Yes Wiggins did also win the Tour de France, becoming the first Briton to do so, but in what way is this any more worthwhile than Murray’s victory in America, where he became the first Briton to win a grand slam title in 76 years? As far as I can see, winning gold and wearing the yellow jersey are Wiggins’ only achievements this year, and to be quite frank all he did was ride a bike around a bit – I’ve seen the thirteen-year-old chavs that hang out down the park doing that! Whereas Murray also became the first British player to get to a Wimbledon final since Bunny Austin in 1938, shattering an entire national stereotype (which is a bloody difficult thing to do!) as well as winning two (count them Wiggo, TWO!) medals at the Olympics. In my opinion, Murray deserved much more than his third place position that he was awarded on the night. In fact, I’d go as far as to say that he deserved the title outright. Certainly he shouldn’t have been beaten to second place by Jessica Ennis, who seems to have hypnotised the entire country into thinking that winning ONE race makes her the greatest athlete ever.

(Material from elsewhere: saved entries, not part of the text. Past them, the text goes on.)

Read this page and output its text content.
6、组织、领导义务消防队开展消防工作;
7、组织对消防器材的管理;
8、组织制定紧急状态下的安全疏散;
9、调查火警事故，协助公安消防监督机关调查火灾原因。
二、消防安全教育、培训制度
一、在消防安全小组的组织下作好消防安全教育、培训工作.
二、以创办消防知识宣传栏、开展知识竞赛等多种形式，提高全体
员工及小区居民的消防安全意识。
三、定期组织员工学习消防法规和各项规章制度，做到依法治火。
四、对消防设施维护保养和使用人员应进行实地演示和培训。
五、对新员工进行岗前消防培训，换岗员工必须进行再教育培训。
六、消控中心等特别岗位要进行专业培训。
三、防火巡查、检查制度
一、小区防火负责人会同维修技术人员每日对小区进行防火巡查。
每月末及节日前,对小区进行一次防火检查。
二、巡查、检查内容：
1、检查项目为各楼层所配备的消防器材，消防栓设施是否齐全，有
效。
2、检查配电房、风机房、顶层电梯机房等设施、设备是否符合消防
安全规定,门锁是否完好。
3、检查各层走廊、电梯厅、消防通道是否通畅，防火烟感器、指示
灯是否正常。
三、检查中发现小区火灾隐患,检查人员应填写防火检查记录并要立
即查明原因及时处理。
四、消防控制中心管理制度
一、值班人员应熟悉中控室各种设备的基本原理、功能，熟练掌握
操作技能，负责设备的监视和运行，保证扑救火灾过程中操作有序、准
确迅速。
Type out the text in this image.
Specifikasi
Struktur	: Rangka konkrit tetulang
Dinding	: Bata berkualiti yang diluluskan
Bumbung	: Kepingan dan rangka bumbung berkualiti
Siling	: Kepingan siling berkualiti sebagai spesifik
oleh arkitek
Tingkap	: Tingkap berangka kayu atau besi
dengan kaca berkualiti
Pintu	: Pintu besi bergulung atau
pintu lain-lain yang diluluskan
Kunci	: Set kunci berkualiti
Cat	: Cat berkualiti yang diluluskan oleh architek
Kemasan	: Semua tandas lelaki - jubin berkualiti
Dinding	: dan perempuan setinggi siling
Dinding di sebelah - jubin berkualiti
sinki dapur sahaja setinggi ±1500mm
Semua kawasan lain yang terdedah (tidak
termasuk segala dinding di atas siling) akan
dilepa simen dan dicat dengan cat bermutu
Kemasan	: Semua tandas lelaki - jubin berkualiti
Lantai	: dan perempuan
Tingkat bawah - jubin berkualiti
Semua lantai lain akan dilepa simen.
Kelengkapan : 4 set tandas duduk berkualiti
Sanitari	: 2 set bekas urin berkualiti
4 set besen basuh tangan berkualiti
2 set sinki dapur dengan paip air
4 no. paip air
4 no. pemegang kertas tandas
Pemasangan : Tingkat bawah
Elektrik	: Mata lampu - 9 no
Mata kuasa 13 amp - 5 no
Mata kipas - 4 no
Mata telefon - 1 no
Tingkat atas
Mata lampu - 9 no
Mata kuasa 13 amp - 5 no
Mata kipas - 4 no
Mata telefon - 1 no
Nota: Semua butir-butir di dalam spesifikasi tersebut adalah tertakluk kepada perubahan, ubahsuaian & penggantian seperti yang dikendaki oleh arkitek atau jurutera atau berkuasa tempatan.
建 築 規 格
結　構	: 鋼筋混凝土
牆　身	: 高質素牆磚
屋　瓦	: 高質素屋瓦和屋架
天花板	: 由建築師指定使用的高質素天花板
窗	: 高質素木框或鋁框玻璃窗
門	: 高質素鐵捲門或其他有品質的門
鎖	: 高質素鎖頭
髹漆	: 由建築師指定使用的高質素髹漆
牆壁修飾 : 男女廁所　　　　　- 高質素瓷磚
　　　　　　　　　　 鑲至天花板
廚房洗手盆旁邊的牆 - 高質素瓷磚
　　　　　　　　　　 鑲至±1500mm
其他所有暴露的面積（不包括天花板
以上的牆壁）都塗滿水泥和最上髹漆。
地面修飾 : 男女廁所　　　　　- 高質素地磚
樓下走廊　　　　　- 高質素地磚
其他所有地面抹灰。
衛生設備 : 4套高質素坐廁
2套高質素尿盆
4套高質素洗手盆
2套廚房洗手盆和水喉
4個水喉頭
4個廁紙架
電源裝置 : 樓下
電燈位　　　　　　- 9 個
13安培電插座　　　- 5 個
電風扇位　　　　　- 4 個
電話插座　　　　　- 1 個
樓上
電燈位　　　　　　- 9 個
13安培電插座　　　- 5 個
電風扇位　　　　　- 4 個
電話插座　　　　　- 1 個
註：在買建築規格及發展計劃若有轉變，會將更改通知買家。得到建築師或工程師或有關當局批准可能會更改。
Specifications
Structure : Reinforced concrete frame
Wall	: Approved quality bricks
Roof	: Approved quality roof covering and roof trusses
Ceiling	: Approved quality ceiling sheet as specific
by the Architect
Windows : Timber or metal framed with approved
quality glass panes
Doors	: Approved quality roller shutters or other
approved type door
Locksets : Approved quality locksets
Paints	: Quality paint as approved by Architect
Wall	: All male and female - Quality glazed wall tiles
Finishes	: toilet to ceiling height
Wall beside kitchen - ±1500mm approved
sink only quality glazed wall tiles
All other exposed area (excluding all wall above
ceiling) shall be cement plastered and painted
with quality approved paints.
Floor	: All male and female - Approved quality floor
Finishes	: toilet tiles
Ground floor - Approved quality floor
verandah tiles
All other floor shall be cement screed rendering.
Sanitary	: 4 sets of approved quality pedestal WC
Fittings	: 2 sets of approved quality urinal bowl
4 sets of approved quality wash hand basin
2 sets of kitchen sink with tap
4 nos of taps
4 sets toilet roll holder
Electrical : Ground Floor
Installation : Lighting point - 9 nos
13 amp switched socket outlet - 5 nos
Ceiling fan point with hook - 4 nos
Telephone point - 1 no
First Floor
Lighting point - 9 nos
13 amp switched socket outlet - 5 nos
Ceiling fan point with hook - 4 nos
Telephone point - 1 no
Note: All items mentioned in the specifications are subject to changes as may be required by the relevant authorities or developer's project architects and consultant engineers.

In the end, the BBC Sports Personality of the Year (or SPOTY – someone’s not thought that through have they?) is voted for by the British public so obviously I’m in a minority and some people must think that Bradley Wiggins is a worthy recipient. But please, I urge you, next year think more carefully, otherwise we’ll end up giving it to someone really undeserving of sporting recognition… John Terry, perhaps?